I pull out my fourty. Rich’s eyes light-up and he says, “I didn’t know you had that.” “Damn, Rich, I’ve been drinking it the whole way over here,” which is the truth and I have no idea how he didn’t notice. Maybe he’s more messed-up than I thought. “Well give me a swig of that,” he says reaching for the bottle. I can always count on Rich.

We smoke, drink, and talk about life. Rich and I are alike in a lot of ways. That’s why I like partying with him, and I tell him so. We’re getting all sentimental like that.

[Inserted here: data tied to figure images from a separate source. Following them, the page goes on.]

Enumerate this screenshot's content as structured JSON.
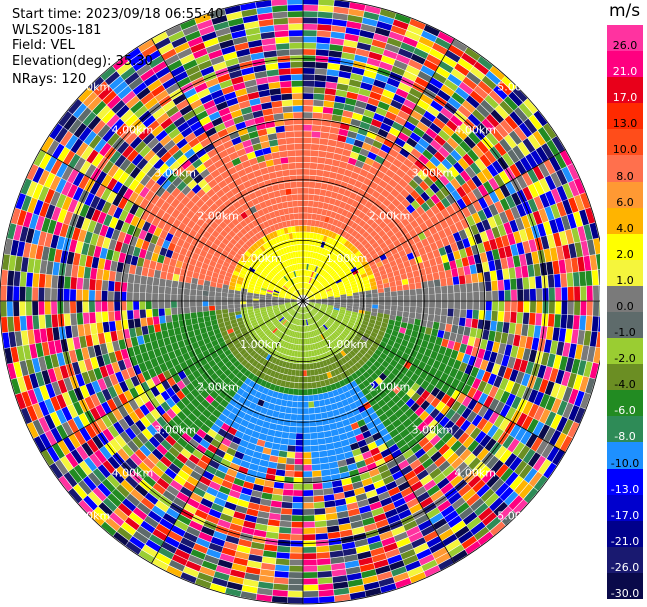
{
  "header": {
    "start_time": "Start time: 2023/09/18 06:55:40",
    "instrument": "WLS200s-181",
    "field": "Field: VEL",
    "elevation": "Elevation(deg): 35.30",
    "nrays": "NRays: 120"
  },
  "colorbar": {
    "unit": "m/s",
    "labels": [
      "26.0",
      "21.0",
      "17.0",
      "13.0",
      "10.0",
      "8.0",
      "6.0",
      "4.0",
      "2.0",
      "1.0",
      "0.0",
      "-1.0",
      "-2.0",
      "-4.0",
      "-6.0",
      "-8.0",
      "-10.0",
      "-13.0",
      "-17.0",
      "-21.0",
      "-26.0",
      "-30.0"
    ],
    "colors": [
      "#ff33a0",
      "#ff0080",
      "#e8001a",
      "#ff2a00",
      "#ff4d1a",
      "#ff704d",
      "#ff9933",
      "#ffb400",
      "#ffff00",
      "#f5f53c",
      "#7a7a7a",
      "#5e6b6b",
      "#9acd32",
      "#6b8e23",
      "#228b22",
      "#2e8b57",
      "#1e90ff",
      "#0000ff",
      "#0000cd",
      "#00008b",
      "#191970",
      "#0a0a4a"
    ]
  },
  "range_labels": [
    "1.00km",
    "2.00km",
    "3.00km",
    "4.00km",
    "5.00km"
  ],
  "chart_data": {
    "type": "heatmap",
    "projection": "polar PPI",
    "field": "VEL",
    "unit": "m/s",
    "rays": 120,
    "range_rings_km": [
      1.0,
      2.0,
      3.0,
      4.0,
      5.0
    ],
    "max_range_km": 5.0,
    "color_levels_ms": [
      26.0,
      21.0,
      17.0,
      13.0,
      10.0,
      8.0,
      6.0,
      4.0,
      2.0,
      1.0,
      0.0,
      -1.0,
      -2.0,
      -4.0,
      -6.0,
      -8.0,
      -10.0,
      -13.0,
      -17.0,
      -21.0,
      -26.0,
      -30.0
    ],
    "velocity_by_sector": [
      {
        "sector": "north",
        "range_km": [
          0.5,
          2.5
        ],
        "velocity_ms": 8.0
      },
      {
        "sector": "north",
        "range_km": [
          0.3,
          1.0
        ],
        "velocity_ms": 2.0
      },
      {
        "sector": "east-west",
        "range_km": [
          0.0,
          2.0
        ],
        "velocity_ms": 0.0
      },
      {
        "sector": "south",
        "range_km": [
          0.3,
          2.0
        ],
        "velocity_ms": -4.0
      },
      {
        "sector": "south",
        "range_km": [
          1.5,
          2.5
        ],
        "velocity_ms": -10.0
      }
    ],
    "outer_noise_range_km": [
      2.5,
      5.0
    ],
    "spoke_interval_deg": 30,
    "grid": true
  }
}
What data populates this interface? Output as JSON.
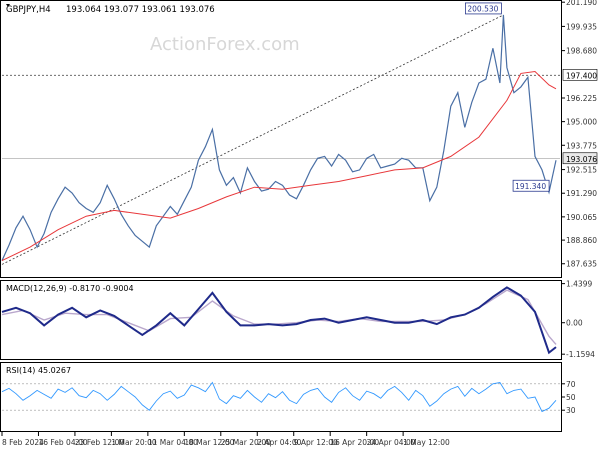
{
  "chart_data": {
    "type": "line",
    "instrument_label": "GBPJPY,H4",
    "ohlc_label": "193.064 193.077 193.061 193.076",
    "watermark": "ActionForex.com",
    "main_panel": {
      "ylim": [
        187.0,
        201.2
      ],
      "y_ticks": [
        {
          "value": 201.19,
          "label": "201.190"
        },
        {
          "value": 199.935,
          "label": "199.935"
        },
        {
          "value": 198.68,
          "label": "198.680"
        },
        {
          "value": 196.225,
          "label": "196.225"
        },
        {
          "value": 195.0,
          "label": "195.000"
        },
        {
          "value": 193.775,
          "label": "193.775"
        },
        {
          "value": 192.515,
          "label": "192.515"
        },
        {
          "value": 191.29,
          "label": "191.290"
        },
        {
          "value": 190.065,
          "label": "190.065"
        },
        {
          "value": 188.86,
          "label": "188.860"
        },
        {
          "value": 187.635,
          "label": "187.635"
        }
      ],
      "price_labels": [
        {
          "value": 197.4,
          "label": "197.400",
          "style": "outline"
        },
        {
          "value": 193.076,
          "label": "193.076",
          "style": "current"
        }
      ],
      "hlines": [
        197.4
      ],
      "current_price": 193.076,
      "annotations": [
        {
          "label": "200.530",
          "x": 71.5,
          "y": 200.53
        },
        {
          "label": "191.340",
          "x": 78.3,
          "y": 191.34
        }
      ],
      "trendline": {
        "from": [
          0,
          187.6
        ],
        "to": [
          71.5,
          200.53
        ]
      },
      "series": [
        {
          "type": "price",
          "x": [
            0,
            1,
            2,
            3,
            4,
            5,
            6,
            7,
            8,
            9,
            10,
            11,
            12,
            13,
            14,
            15,
            16,
            17,
            18,
            19,
            20,
            21,
            22,
            23,
            24,
            25,
            26,
            27,
            28,
            29,
            30,
            31,
            32,
            33,
            34,
            35,
            36,
            37,
            38,
            39,
            40,
            41,
            42,
            43,
            44,
            45,
            46,
            47,
            48,
            49,
            50,
            51,
            52,
            53,
            54,
            55,
            56,
            57,
            58,
            59,
            60,
            61,
            62,
            63,
            64,
            65,
            66,
            67,
            68,
            69,
            70,
            71,
            71.5,
            72,
            73,
            74,
            75,
            76,
            77,
            78,
            79
          ],
          "values": [
            187.8,
            188.6,
            189.5,
            190.1,
            189.4,
            188.5,
            189.2,
            190.3,
            191.0,
            191.6,
            191.3,
            190.8,
            190.5,
            190.3,
            190.8,
            191.7,
            191.0,
            190.2,
            189.6,
            189.1,
            188.8,
            188.5,
            189.6,
            190.1,
            190.6,
            190.2,
            190.9,
            191.6,
            193.0,
            193.7,
            194.6,
            192.5,
            191.7,
            192.1,
            191.3,
            192.6,
            191.9,
            191.4,
            191.5,
            191.9,
            191.7,
            191.2,
            191.0,
            191.7,
            192.5,
            193.1,
            193.2,
            192.7,
            193.3,
            193.0,
            192.4,
            192.5,
            193.1,
            193.3,
            192.6,
            192.7,
            192.8,
            193.1,
            193.0,
            192.6,
            192.6,
            190.9,
            191.6,
            193.5,
            195.8,
            196.5,
            194.7,
            196.0,
            197.0,
            197.2,
            198.8,
            197.0,
            200.53,
            197.8,
            196.5,
            196.8,
            197.3,
            193.2,
            192.5,
            191.34,
            193.0
          ]
        },
        {
          "type": "moving-average",
          "x": [
            0,
            4,
            8,
            12,
            16,
            20,
            24,
            28,
            32,
            36,
            40,
            44,
            48,
            52,
            56,
            60,
            64,
            68,
            72,
            74,
            76,
            78,
            79
          ],
          "values": [
            187.8,
            188.5,
            189.4,
            190.1,
            190.4,
            190.2,
            190.0,
            190.5,
            191.1,
            191.6,
            191.5,
            191.7,
            191.9,
            192.2,
            192.5,
            192.6,
            193.2,
            194.2,
            196.1,
            197.5,
            197.6,
            196.9,
            196.7
          ]
        }
      ]
    },
    "macd_panel": {
      "label": "MACD(12,26,9) -0.8170 -0.9004",
      "ylim": [
        -1.3,
        1.5
      ],
      "y_ticks": [
        {
          "value": 1.4399,
          "label": "1.4399"
        },
        {
          "value": 0.0,
          "label": "0.00"
        },
        {
          "value": -1.1594,
          "label": "-1.1594"
        }
      ],
      "series": [
        {
          "type": "macd",
          "x": [
            0,
            2,
            4,
            6,
            8,
            10,
            12,
            14,
            16,
            18,
            20,
            22,
            24,
            26,
            28,
            30,
            32,
            34,
            36,
            38,
            40,
            42,
            44,
            46,
            48,
            50,
            52,
            54,
            56,
            58,
            60,
            62,
            64,
            66,
            68,
            70,
            72,
            74,
            76,
            78,
            79
          ],
          "values": [
            0.4,
            0.55,
            0.35,
            -0.1,
            0.3,
            0.55,
            0.2,
            0.45,
            0.25,
            -0.1,
            -0.45,
            -0.1,
            0.35,
            -0.1,
            0.5,
            1.1,
            0.4,
            -0.1,
            -0.1,
            -0.05,
            -0.1,
            -0.05,
            0.1,
            0.15,
            0.0,
            0.1,
            0.2,
            0.1,
            0.0,
            0.0,
            0.1,
            -0.05,
            0.2,
            0.3,
            0.55,
            0.95,
            1.3,
            1.0,
            0.4,
            -1.1,
            -0.9
          ]
        },
        {
          "type": "signal",
          "x": [
            0,
            3,
            6,
            9,
            12,
            15,
            18,
            21,
            24,
            27,
            30,
            33,
            36,
            39,
            42,
            45,
            48,
            51,
            54,
            57,
            60,
            63,
            66,
            69,
            72,
            75,
            78,
            79
          ],
          "values": [
            0.3,
            0.45,
            0.1,
            0.35,
            0.3,
            0.3,
            0.0,
            -0.3,
            0.15,
            0.2,
            0.8,
            0.25,
            -0.05,
            -0.05,
            0.0,
            0.1,
            0.05,
            0.15,
            0.05,
            0.05,
            0.05,
            0.1,
            0.3,
            0.7,
            1.2,
            0.85,
            -0.5,
            -0.8
          ]
        }
      ]
    },
    "rsi_panel": {
      "label": "RSI(14) 45.0267",
      "ylim": [
        0,
        100
      ],
      "y_ticks": [
        {
          "value": 70,
          "label": "70"
        },
        {
          "value": 50,
          "label": "50"
        },
        {
          "value": 30,
          "label": "30"
        }
      ],
      "levels": [
        70,
        30
      ],
      "series": [
        {
          "type": "rsi",
          "x": [
            0,
            1,
            2,
            3,
            4,
            5,
            6,
            7,
            8,
            9,
            10,
            11,
            12,
            13,
            14,
            15,
            16,
            17,
            18,
            19,
            20,
            21,
            22,
            23,
            24,
            25,
            26,
            27,
            28,
            29,
            30,
            31,
            32,
            33,
            34,
            35,
            36,
            37,
            38,
            39,
            40,
            41,
            42,
            43,
            44,
            45,
            46,
            47,
            48,
            49,
            50,
            51,
            52,
            53,
            54,
            55,
            56,
            57,
            58,
            59,
            60,
            61,
            62,
            63,
            64,
            65,
            66,
            67,
            68,
            69,
            70,
            71,
            72,
            73,
            74,
            75,
            76,
            77,
            78,
            79
          ],
          "values": [
            58,
            63,
            55,
            45,
            52,
            60,
            54,
            48,
            62,
            57,
            64,
            52,
            49,
            60,
            55,
            45,
            54,
            66,
            58,
            50,
            38,
            30,
            44,
            55,
            59,
            48,
            53,
            68,
            64,
            58,
            72,
            47,
            40,
            52,
            48,
            60,
            50,
            42,
            55,
            49,
            58,
            45,
            40,
            54,
            60,
            63,
            50,
            42,
            57,
            64,
            52,
            45,
            59,
            55,
            48,
            60,
            66,
            57,
            45,
            60,
            52,
            36,
            44,
            55,
            62,
            66,
            51,
            63,
            55,
            62,
            70,
            72,
            55,
            60,
            62,
            48,
            50,
            28,
            33,
            45
          ]
        }
      ]
    },
    "x_ticks": [
      {
        "x": 0,
        "label": "8 Feb 2024"
      },
      {
        "x": 5.2,
        "label": "16 Feb 04:00"
      },
      {
        "x": 10.4,
        "label": "23 Feb 12:00"
      },
      {
        "x": 15.6,
        "label": "1 Mar 20:00"
      },
      {
        "x": 20.8,
        "label": "11 Mar 04:00"
      },
      {
        "x": 26.0,
        "label": "18 Mar 12:00"
      },
      {
        "x": 31.2,
        "label": "25 Mar 20:00"
      },
      {
        "x": 36.4,
        "label": "2 Apr 04:00"
      },
      {
        "x": 41.6,
        "label": "9 Apr 12:00"
      },
      {
        "x": 46.8,
        "label": "16 Apr 20:00"
      },
      {
        "x": 52.0,
        "label": "24 Apr 04:00"
      },
      {
        "x": 57.2,
        "label": "1 May 12:00"
      }
    ],
    "colors": {
      "price": "#4a6fa5",
      "moving_average": "#e8383b",
      "macd": "#1f2a8a",
      "signal": "#b9a7cc",
      "rsi": "#3399ff",
      "grid_text": "#333333",
      "current_price_bg": "#e9e9e9"
    }
  }
}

As we’re getting ready to go Rich says, “that’s what I like about you John.”
I have no clue what he’s referring to, so I say, “What?”
“One minute it seems like you’re all fucked-up and you don’t know what you’re doing, but the next minute it’s like you got it all together and you know everything.”
“What do you mean?”
“Like sitting here, stopping for a beer and a cigarette. You were right. It was a good idea.”
I think about it for a moment and realize he’s right in more ways than he can possibly know.
On that, I guzzle down the last that the big, brown bottle has to offer. I get up. The empty weight is hanging from my hand, waiting, calling. It wants to be thrown. It needs to be thrown. So I throw it out onto the sidewalk. SMASH!!! “Geez John, I can’t believe you did that,” Rich says. Apparently, he doesn’t know me very well. He keeps on saying it – “I can’t believe you did that” – shaking his head, laughing. It felt good – like release. But then I think about the people putting in the restaurant and how they’ll have to clean it up. Then I feel kind of guilty. Sorry guys. Welcome to Whitaker.